Angesichts der widersprüchlichen Haltung gegenüber dem Klonen von Tieren muss die Regierung Vorschriften durchsetzen, die vorschreiben, dass geklonte Lebensmittel klar als solche gekennzeichnet werden müssen. Wenn nicht angegeben wird, dass ein Lebensmittel von einem geklonten Tier oder dessen Nachkommen stammt, führt dies wohl zu einer falschen Kennzeichnung des Lebensmittels (Scott und Weissman 29). Es ist auch wichtig, dass die Regierung ihren Fokus von rein wirtschaftlichen Überlegungen auf einen vorsorgenden Ansatz verlagert.

Dadurch wird sichergestellt, dass wissenschaftliche Daten in Situationen, in denen wissenschaftliche Unsicherheit besteht, durch die Bewertung nicht-wissenschaftlicher Risikovorstellungen gemäßigt werden. Bei der Regulierung von geklonten Lebensmitteln ist ein ähnlicher Ansatz erforderlich wie bei genetisch veränderten Organismen, bei denen eine Genehmigung vor dem Inverkehrbringen und eine obligatorische Kennzeichnung vorgeschrieben sind, um Sicherheitsbedenken, langfristigen Problemen, Verbraucherängsten sowie Fragen der Tiergesundheit und des Tierschutzes Rechnung zu tragen.

Schlussfolgerung

Die Fortschritte in der Biotechnologie können unterschiedliche Auswirkungen haben, von denen einige vorteilhaft und andere schädlich sind. Das Klonen von Tieren ist ein solcher Bereich der Biotechnologie, der nach wie vor gemischte Ansichten hervorruft und erhebliche Herausforderungen mit sich bringt. Das Klonen von Tieren bietet zwar viele Möglichkeiten, doch ist der Prozess noch immer nicht effizient, da nur sehr wenige der Embryonen bis zur Reife leben und die meisten unter zahlreichen physiologischen Anomalien leiden.

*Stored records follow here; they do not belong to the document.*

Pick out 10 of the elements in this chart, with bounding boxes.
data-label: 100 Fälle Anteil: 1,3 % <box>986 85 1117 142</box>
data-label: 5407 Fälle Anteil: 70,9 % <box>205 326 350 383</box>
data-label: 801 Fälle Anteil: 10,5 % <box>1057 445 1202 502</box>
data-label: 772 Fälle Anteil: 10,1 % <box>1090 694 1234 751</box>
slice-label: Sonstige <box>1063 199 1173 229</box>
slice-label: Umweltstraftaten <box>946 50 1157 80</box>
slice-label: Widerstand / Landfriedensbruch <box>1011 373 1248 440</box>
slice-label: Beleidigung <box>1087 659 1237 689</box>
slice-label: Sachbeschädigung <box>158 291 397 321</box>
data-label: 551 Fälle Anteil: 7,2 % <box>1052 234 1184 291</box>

Dies wirft Fragen des menschlichen Wohlergehens und der Ethik auf. Das Klonen von Tieren hat auch einige Auswirkungen auf die Lebensmittelsicherheit, was die Notwendigkeit von Regulierungsmaßnahmen mit sich bringt. Es wird argumentiert, dass die Fragen, die im Zusammenhang mit dem Klonen aufgeworfen werden, von der Regierung erkannt und behandelt werden sollten.

Das Klonen von Tieren wird daher aufgrund der damit verbundenen wissenschaftlichen Unsicherheiten, der potenziellen Risiken und der damit verbundenen ethischen Fragen weiterhin umstritten sein. Der geeignete Ansatz ist derzeit die Formulierung einer Regulierungspolitik, die die Kennzeichnung aller Produkte, die von geklonten Tieren stammen, wie Fleisch und Milchprodukte, vorschreibt.

Die Kennzeichnung wird den Verbrauchern helfen, eine sachkundige Entscheidung über die von ihnen gekauften Lebensmittel zu treffen, denn es ist offensichtlich, dass geklonte Lebensmittel bereits den Markt durchdrungen haben. Die Lebensmittelsicherheit ist nur eine der vielen Bedenken, die die Verbraucher in Bezug auf das Klonen von Tieren haben, und die Kennzeichnung ist notwendig, um den Verbrauchern die Informationen zu geben, die sie benötigen, um die für sie geeigneten Entscheidungen zu treffen.